What matters is that you position your social media with its business function in your business. It’s not just doing it because everybody says you should. Think of the business benefits.



  1. More important, how will you execute that strategy?




Social media is littered with the remnants of business efforts that failed. That includes blogs with only a few posts, Facebook pages left unattended, Twitter accounts that are inactive, and so on. That’s because so many people think it happens automatically, when in fact you need to manage the work involved.


One of the biggest fallacies in business social media is the idea that it just happens in your spare time. The accounts are free, but the updates take time and effort.  Here’s where your business planning becomes very important: figure out where that time and effort is coming from. Who is going to do it and where will they find the time to do it? If you and your people are already working well, how then do you add this new set of duties into the mix? Is there spare time to dedicate to this? What will people not be doing so they have time to do this?

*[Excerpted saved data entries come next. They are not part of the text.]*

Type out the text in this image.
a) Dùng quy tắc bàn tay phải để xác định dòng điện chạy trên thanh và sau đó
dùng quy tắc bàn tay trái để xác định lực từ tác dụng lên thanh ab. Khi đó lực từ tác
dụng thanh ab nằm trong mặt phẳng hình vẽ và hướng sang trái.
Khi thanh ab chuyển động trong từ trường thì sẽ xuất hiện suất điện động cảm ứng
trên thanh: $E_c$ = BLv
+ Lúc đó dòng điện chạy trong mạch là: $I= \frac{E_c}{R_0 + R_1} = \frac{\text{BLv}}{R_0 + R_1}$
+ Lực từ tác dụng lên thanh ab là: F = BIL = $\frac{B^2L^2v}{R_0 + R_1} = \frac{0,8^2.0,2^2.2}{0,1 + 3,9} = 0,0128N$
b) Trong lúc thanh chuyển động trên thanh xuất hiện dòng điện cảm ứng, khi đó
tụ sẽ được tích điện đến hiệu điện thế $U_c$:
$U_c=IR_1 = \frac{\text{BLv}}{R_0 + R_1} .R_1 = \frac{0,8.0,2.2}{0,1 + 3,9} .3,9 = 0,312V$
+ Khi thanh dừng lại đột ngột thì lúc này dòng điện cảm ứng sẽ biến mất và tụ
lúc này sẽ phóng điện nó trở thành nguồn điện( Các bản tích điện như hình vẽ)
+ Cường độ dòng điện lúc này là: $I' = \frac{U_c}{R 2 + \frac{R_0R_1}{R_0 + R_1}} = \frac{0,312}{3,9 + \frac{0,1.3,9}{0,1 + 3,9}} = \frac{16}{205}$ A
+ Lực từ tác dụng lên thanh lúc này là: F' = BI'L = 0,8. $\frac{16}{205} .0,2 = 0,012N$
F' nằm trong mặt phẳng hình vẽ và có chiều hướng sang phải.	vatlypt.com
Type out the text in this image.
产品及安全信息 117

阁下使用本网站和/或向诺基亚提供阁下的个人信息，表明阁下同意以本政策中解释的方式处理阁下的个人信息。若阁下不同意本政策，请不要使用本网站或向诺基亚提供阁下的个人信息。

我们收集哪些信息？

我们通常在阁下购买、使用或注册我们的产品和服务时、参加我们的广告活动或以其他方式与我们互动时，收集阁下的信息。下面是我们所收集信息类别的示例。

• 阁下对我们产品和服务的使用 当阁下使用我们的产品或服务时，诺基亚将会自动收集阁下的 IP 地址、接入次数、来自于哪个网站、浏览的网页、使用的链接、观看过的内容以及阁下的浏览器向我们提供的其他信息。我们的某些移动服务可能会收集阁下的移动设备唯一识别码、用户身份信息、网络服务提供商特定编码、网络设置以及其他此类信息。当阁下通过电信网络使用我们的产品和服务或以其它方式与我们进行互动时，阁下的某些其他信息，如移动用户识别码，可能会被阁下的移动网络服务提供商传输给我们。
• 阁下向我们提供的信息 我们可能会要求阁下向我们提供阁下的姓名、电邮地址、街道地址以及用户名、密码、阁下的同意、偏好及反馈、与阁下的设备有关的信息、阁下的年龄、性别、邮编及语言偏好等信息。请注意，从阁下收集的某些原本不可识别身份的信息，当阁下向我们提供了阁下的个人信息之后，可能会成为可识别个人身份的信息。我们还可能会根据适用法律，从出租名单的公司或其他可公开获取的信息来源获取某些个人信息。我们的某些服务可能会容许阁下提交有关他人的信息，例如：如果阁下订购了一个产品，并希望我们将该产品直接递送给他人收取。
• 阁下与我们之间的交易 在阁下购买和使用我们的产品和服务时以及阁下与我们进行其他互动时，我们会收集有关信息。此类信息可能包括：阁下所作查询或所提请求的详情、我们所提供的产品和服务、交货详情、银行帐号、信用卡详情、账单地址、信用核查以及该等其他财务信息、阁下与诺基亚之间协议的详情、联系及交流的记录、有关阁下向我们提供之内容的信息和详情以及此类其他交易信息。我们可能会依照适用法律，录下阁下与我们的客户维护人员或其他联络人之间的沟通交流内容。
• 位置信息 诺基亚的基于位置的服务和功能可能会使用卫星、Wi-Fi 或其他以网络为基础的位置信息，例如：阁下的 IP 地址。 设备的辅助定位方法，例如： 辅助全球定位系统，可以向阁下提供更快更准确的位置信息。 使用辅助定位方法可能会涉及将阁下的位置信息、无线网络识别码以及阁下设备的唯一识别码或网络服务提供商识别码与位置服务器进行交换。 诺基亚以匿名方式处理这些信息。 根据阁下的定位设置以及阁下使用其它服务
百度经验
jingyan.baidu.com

Good business planning involves not just high-level strategy but also day-to-day execution. Make sure your plan includes the details of what you expect to do with your various social media accounts, who is responsible, and how will you measure results.



  1. And even more important, how will you track results?



This is always a good question for business planning: As time goes on, how will you know whether you’re executing or not? With social media, as with any other component of your business plan, you develop your metrics as part of the plan. By metrics I mean numbers such as Facebook likes, Twitter followers, mentions, retweets, pluses, and so forth. There are tools for social media measurement available on the web (just search social media measurement and you’ll see).


The main thing is having the discipline to not only track but also to follow up with reviews and revisions.  Your original plans will need changing. Unforeseen factors will require reviewing goals and metrics, changing responsibilities, and adjusting the strategy. Like everything else in your business, the planning, which includes regular review and course correction, is what ends up generating the management and steering the business.